They say that green is the new black, but I didn't think that applied to the black market. Looks like illegal dealers have taken up a new environmentally friendly commodity, though: cooking oil used for bio-diesel.
Police recently arrested two men in Arlington, Virginia for the crime of siphoning used cooking oil from behind restaurants around the DC area. Fa De Zheng and Ming Gang Lu--both from New York--aren't the only oil thieves out there, either. According to reports from local restaurants, tens of thousands of gallons of oil go missing every month.

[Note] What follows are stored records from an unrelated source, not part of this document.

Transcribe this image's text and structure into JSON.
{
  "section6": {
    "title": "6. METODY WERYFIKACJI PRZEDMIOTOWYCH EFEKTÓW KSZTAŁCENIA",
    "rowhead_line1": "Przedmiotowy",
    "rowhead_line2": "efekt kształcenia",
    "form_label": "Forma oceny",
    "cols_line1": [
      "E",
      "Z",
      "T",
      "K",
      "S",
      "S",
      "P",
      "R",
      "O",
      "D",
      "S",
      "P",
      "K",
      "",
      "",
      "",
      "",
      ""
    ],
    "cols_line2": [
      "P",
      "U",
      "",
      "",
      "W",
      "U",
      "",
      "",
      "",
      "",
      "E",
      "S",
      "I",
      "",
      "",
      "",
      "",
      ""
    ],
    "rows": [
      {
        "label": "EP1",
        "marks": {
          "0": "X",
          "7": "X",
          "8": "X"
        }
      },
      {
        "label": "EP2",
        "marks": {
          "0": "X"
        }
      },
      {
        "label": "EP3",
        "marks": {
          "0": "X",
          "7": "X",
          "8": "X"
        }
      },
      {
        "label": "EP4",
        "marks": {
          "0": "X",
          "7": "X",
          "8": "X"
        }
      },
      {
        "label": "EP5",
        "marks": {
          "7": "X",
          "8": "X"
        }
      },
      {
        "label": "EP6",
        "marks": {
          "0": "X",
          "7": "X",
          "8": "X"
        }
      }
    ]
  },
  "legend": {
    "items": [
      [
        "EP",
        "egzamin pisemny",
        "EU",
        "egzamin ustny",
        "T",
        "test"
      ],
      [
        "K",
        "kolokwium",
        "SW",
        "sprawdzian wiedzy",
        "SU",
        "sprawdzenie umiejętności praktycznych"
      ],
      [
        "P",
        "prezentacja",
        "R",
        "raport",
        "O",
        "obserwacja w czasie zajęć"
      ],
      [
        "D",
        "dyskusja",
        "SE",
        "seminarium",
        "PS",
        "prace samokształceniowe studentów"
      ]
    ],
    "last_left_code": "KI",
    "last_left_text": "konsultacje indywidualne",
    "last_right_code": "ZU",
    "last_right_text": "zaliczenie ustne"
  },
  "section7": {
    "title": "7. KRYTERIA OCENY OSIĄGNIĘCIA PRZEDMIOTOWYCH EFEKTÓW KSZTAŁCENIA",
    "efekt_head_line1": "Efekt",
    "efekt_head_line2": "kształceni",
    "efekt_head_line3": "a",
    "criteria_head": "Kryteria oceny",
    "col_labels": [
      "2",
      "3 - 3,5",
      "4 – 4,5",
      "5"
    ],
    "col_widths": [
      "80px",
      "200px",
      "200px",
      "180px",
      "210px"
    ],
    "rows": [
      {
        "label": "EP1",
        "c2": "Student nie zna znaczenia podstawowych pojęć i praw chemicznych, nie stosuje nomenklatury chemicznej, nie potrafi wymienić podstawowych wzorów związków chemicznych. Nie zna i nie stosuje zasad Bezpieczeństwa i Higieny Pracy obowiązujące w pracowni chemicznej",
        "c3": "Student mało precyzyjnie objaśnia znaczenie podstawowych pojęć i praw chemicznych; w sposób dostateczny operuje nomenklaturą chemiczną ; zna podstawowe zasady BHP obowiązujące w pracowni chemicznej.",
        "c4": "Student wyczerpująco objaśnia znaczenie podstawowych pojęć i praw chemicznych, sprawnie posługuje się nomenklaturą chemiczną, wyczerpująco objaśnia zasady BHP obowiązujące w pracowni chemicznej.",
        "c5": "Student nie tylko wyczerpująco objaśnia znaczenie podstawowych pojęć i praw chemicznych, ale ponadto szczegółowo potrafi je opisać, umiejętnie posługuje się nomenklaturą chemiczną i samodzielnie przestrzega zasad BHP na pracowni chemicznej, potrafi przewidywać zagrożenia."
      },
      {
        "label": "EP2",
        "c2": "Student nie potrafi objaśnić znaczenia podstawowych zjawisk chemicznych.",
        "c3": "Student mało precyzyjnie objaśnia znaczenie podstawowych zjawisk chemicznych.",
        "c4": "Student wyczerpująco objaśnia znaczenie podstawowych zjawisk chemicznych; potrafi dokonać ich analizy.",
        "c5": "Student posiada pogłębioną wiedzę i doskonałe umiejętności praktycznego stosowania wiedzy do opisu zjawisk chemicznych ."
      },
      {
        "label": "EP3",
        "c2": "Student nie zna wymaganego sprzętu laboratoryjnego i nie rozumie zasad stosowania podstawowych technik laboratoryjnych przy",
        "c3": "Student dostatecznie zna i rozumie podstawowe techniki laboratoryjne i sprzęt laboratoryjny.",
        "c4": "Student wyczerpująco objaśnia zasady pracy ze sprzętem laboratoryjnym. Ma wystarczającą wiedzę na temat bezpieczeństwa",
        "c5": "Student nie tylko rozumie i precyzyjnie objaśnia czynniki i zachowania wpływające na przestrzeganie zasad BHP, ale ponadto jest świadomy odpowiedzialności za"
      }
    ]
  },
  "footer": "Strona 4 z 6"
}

The cooking oil market has been getting hotter ever since new biodiesel companies and ingenious diesel-making individuals started paying top dollar for the stuff. Greenlight Biofuels, located in Charlottesville, buys used oil legally from restaurants. Their regional manager Steve Blankenship states that the street price for a gallon of cooking oil can be as high as $4 a gallon. That's more than what straight-up gas costs in most areas. And when you can sell hundreds or thousands of gallons at a time, you're looking at a rather lucrative underground business model.
Oil thievery is a brand new kind of crime, as cooking oil only recently became valuable. Police still aren't entirely sure how to qualify it, though it certainly is commodity theft. The two thieves arrested in Arlington were charged with grand larceny, but there's no standard for dealing with this kind of criminal activity just yet. While restaurants used to just throw out or give away their old cooking oil, now they can stand to profit from selling it--and they lose a good deal of cash if it's siphoned away.
Apparently, certain intrepid thieves--perhaps underground bio-activists?--have been stealing oil for years, but the recent spike in oil prices has finally caused police to take the crime more seriously. The thefts have been a major setback for both restaurants and their biodiesel company buyers in the DC area since March. Greenlight Biofuels claim that they've lost 5 to 10 percent of their business to these thieves, or about 20,000 gallons a month of potential commodity. Apparently, it's also possible to sell the oil to firms that will convert it to animal feed, although I imagine there are fewer buyers in that field than in biodiesel.
The Arlington arrest marks the first major police action against this new breed of green crime. I wonder if we'll continue to see more serious punishment for oil thieves as biodiesel grows in value and popularity.